Ek Şekil 1: Chlamydomonas kültürlerinin sıcaklık ve havalandırması kontrollü senkron büyüme için Fermentör sisteminin özelleştirilmiş tasarımı. Rakam Juppner, J.et al yeniden kullanılmıştır. 10. bu dosyayı indirmek için lütfen tıklayınız.
Tamamlayıcı Şekil 2: proteomik veri kalitesi Için temsilci sonucu. Heatmap Hesaplamalı PTXQC aracı kullanarak çizilen19. Bu dosyayı indirmek Için lütfen buraya tıklayın.
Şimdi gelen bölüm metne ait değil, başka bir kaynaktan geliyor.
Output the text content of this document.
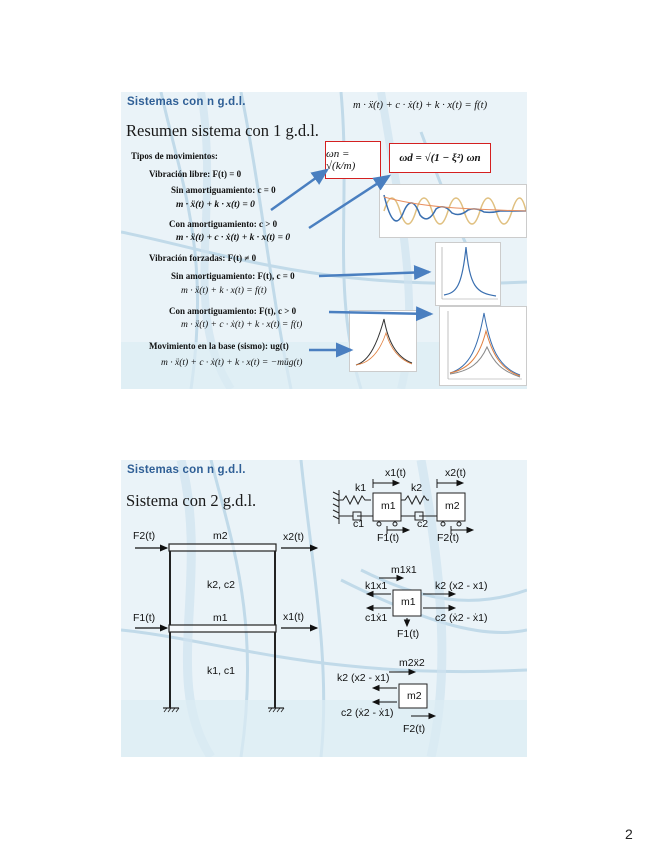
Sistemas con n g.d.l.	m · ẍ(t) + c · ẋ(t) + k · x(t) = f(t)
Resumen sistema con 1 g.d.l.
ωn = √(k/m)
ωd = √(1 − ξ²) ωn
Tipos de movimientos:
Vibración libre: F(t) = 0
Sin amortiguamiento: c = 0
m · ẍ(t) + k · x(t) = 0
Con amortiguamiento: c > 0
m · ẍ(t) + c · ẋ(t) + k · x(t) = 0
Vibración forzadas: F(t) ≠ 0
Sin amortiguamiento: F(t), c = 0
m · ẍ(t) + k · x(t) = f(t)
Con amortiguamiento: F(t), c > 0
m · ẍ(t) + c · ẋ(t) + k · x(t) = f(t)
Movimiento en la base (sismo): ug(t)
m · ẍ(t) + c · ẋ(t) + k · x(t) = −müg(t)
Sistemas con n g.d.l.
Sistema con 2 g.d.l.
F2(t)	m2	x2(t)
k2, c2
F1(t)	m1	x1(t)
k1, c1
x1(t)	x2(t)
k1	k2
m1	m2
c1	c2
F1(t)	F2(t)
m1ẍ1
k1x1	k2 (x2 - x1)
m1
c1ẋ1	c2 (ẋ2 - ẋ1)
F1(t)
m2ẍ2
k2 (x2 - x1)
m2
c2 (ẋ2 - ẋ1)
F2(t)
2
| Zaman (dak) | Buffer A arabellek B | |
| 0 ila 15 dk | Doğrusal gradyan 0 to3% | Tampon A:% 0,1 UPLC sınıfı suda formik asit |
| 15 ila 75 dk | % 3 ' ten% 30 ' a kadar doğrusal degrade | Tampon B: 0,1% 60 UPLC dereceli Asetonitril içinde% formik asit |
| 75 ila 90 dk | % 30 ' dan% 40 ' e kadar doğrusal degrade | Akış hızı 300 nL/min |
| 90 ila 94 dk | Doğrusal gradyan 40% ila 90% | Enjeksiyon hacmi 4 μL |
| 94 to104 dak. | % 90 ile yıkama sütunu | |
| 105 ila 120 dk | Sütunu% 3 ' ü 15 dakika dengelentir | |
Tablo 1: peptit numunelerinin sıvı kromatografi, gradyan parametreleri.
Tablo 2: LCMS/MS analizinden sonra tanımlanan proteinlerin listesi. Bu dosyayı indirmek Için lütfen buraya tıklayın.